To construct the Weirstrass product, we first start with something of the form $$\prod_{k=1}^\infty(z-a_k)$$
The next thing we do is include exponential factors out front (which obviously don't affect roots) and including this will ensure convergence.
Next we pull the roots at zero out to get something like...
$$z^m e^{f(z)} \prod_{k=1}^\infty(1-z/a_k)$$
It turns out that factoring the roots at $(1-z/a_k)$ is better than $(z-a_k)$ but I cannot see the reason why. They are both $0$ when $z = a_k$. Can someone explain to me, or prove to me, why factoring them in that way is preferable?
First of all, the exponential factors included for convergence are not "out front" as you say. Instead, the exponential factors are inside the product, so that they actually do matter for its convergence. That is, the product has the form $$z^m e^{f(z)}\prod\left((1-z/a_k)\cdot(\text{exponential factor})\right).$$
Now, why can't we instead write it as $$z^m e^{f(z)}\prod\left((z-a_k)\cdot(\text{exponential factor})\right)?$$ The answer is that the types of exponential factors used in the statement of the theorem are chosen specifically so that the expressions $(1-z/a_k)\cdot(\text{exponential factor})$ will converge to $1$ as $k\to\infty$ (and by tweaking the parameters in the exponential factors, we can arrange that they converge to $1$ fast enough so that the product of infinitely many of them converges). Of course, this is just a somewhat arbitrary convention, and you can just add a factor of $1/a_k$ to what you are calling the "exponential factors" and then $(z-a_k)\cdot(\text{exponential factor})$ will converge to $1$ instead. So, you can get a factorization like $$z^m e^{f(z)}\prod\left((z-a_k)\cdot(\text{exponential factor})\right),$$ but the exponential factors will have slightly different form than in the usual statement of the theorem.

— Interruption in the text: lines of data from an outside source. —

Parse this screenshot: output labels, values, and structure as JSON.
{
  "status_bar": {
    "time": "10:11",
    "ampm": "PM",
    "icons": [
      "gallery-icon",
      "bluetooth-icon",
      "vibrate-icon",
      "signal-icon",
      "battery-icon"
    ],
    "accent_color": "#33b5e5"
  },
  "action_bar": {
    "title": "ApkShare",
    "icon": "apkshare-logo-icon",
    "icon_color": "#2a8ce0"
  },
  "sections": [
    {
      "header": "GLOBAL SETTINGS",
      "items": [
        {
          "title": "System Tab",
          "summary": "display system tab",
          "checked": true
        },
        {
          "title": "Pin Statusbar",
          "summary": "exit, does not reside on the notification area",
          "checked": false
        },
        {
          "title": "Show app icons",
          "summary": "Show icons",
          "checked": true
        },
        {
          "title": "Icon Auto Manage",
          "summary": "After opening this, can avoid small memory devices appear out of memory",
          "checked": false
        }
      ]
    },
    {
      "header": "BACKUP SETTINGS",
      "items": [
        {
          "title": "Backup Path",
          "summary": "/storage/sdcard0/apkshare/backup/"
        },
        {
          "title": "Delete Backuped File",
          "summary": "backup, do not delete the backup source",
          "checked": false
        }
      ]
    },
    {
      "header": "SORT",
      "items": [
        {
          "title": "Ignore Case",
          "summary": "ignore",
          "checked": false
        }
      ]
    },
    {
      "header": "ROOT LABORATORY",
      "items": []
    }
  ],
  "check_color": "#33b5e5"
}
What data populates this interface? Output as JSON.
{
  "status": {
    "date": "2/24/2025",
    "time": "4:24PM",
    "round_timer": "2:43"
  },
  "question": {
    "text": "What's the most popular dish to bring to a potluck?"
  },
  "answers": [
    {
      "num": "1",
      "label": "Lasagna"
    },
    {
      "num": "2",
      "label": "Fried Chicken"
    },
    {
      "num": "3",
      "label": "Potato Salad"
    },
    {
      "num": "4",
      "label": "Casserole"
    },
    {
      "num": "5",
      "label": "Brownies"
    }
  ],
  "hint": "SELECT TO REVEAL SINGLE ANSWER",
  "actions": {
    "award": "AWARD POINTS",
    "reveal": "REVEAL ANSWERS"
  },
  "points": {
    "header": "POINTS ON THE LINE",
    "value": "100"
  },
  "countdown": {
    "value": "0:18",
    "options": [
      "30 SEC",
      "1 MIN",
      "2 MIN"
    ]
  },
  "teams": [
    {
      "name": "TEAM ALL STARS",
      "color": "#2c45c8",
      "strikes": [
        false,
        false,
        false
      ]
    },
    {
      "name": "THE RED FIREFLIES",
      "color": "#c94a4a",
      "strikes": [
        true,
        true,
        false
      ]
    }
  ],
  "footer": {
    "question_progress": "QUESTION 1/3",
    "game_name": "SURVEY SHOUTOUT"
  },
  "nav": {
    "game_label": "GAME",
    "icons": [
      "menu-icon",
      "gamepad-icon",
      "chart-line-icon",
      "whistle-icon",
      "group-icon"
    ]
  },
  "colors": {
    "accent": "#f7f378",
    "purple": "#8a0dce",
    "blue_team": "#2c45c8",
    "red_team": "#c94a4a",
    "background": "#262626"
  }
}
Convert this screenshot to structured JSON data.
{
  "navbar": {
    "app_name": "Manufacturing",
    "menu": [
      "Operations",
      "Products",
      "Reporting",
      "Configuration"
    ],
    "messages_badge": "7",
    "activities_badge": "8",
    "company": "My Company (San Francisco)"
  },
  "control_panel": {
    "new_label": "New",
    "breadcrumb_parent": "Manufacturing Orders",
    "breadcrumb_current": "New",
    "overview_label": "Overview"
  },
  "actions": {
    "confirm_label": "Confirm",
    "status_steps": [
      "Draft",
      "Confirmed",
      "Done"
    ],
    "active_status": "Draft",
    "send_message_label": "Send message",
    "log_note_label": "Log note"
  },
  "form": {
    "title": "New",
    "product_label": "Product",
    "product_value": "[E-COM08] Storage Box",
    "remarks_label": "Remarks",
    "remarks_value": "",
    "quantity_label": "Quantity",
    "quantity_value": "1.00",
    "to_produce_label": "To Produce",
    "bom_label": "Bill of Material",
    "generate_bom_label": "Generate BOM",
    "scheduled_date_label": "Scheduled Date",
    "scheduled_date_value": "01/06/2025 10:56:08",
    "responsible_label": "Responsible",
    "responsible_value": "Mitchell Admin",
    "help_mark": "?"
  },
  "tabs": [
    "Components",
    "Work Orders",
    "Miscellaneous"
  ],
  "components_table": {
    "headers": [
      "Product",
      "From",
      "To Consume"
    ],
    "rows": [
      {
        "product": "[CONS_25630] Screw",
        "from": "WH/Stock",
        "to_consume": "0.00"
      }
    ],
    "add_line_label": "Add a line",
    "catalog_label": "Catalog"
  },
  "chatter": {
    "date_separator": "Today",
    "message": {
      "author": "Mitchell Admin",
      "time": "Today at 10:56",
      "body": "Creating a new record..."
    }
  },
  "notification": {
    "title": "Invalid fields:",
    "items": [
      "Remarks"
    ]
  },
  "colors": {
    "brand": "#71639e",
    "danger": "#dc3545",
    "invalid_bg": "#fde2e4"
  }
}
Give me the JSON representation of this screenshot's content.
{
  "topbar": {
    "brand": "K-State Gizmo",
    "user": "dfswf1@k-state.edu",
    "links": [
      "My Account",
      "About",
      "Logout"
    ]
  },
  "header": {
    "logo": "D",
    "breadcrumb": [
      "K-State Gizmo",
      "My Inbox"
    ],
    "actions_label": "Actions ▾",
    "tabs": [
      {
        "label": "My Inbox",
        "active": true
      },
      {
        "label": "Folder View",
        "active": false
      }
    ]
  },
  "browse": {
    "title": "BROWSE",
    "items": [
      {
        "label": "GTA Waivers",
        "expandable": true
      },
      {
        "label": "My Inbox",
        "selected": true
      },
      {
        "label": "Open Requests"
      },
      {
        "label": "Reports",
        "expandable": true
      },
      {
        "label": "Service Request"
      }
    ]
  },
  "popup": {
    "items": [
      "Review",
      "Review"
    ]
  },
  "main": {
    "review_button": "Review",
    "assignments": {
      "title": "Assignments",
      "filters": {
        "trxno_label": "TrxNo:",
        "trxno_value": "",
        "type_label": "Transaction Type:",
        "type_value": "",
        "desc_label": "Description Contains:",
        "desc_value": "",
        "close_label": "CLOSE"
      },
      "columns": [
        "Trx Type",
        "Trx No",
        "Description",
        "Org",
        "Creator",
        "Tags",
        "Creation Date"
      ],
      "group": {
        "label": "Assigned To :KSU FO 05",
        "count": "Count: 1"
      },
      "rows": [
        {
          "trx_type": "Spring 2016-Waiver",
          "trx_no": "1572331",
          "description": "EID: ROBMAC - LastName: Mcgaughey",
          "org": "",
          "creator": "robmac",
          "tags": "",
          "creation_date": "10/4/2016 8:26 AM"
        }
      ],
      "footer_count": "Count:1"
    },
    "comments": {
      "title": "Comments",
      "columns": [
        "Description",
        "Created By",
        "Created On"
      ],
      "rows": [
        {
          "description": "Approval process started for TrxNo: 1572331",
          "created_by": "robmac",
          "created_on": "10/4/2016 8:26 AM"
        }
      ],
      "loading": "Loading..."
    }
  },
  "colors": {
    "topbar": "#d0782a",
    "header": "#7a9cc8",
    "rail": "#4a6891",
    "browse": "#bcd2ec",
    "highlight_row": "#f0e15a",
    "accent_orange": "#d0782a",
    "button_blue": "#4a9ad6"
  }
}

In particular, the usual statement of the theorem has the advantage that if $a_k\to \infty$ fast enough, then all the exponential factors can be taken to be just $1$, and so you get a nicer-looking factorization $$z^m e^{f(z)}\prod(1-z/a_k).$$ If you use factors of $z-a_k$ instead, then the exponential factors in that case will instead be $1/a_k$ so the factorization becomes $$z^m e^{f(z)}\prod\left((z-a_k)\cdot(1/a_k)\right).$$ Note that if there are infinitely many roots, then you definitely cannot hope to ever have a factorization like $$z^m e^{f(z)}\prod(z-a_k)$$ with no exponential factors since $z-a_k$ will go to $\infty$ and the product will diverge.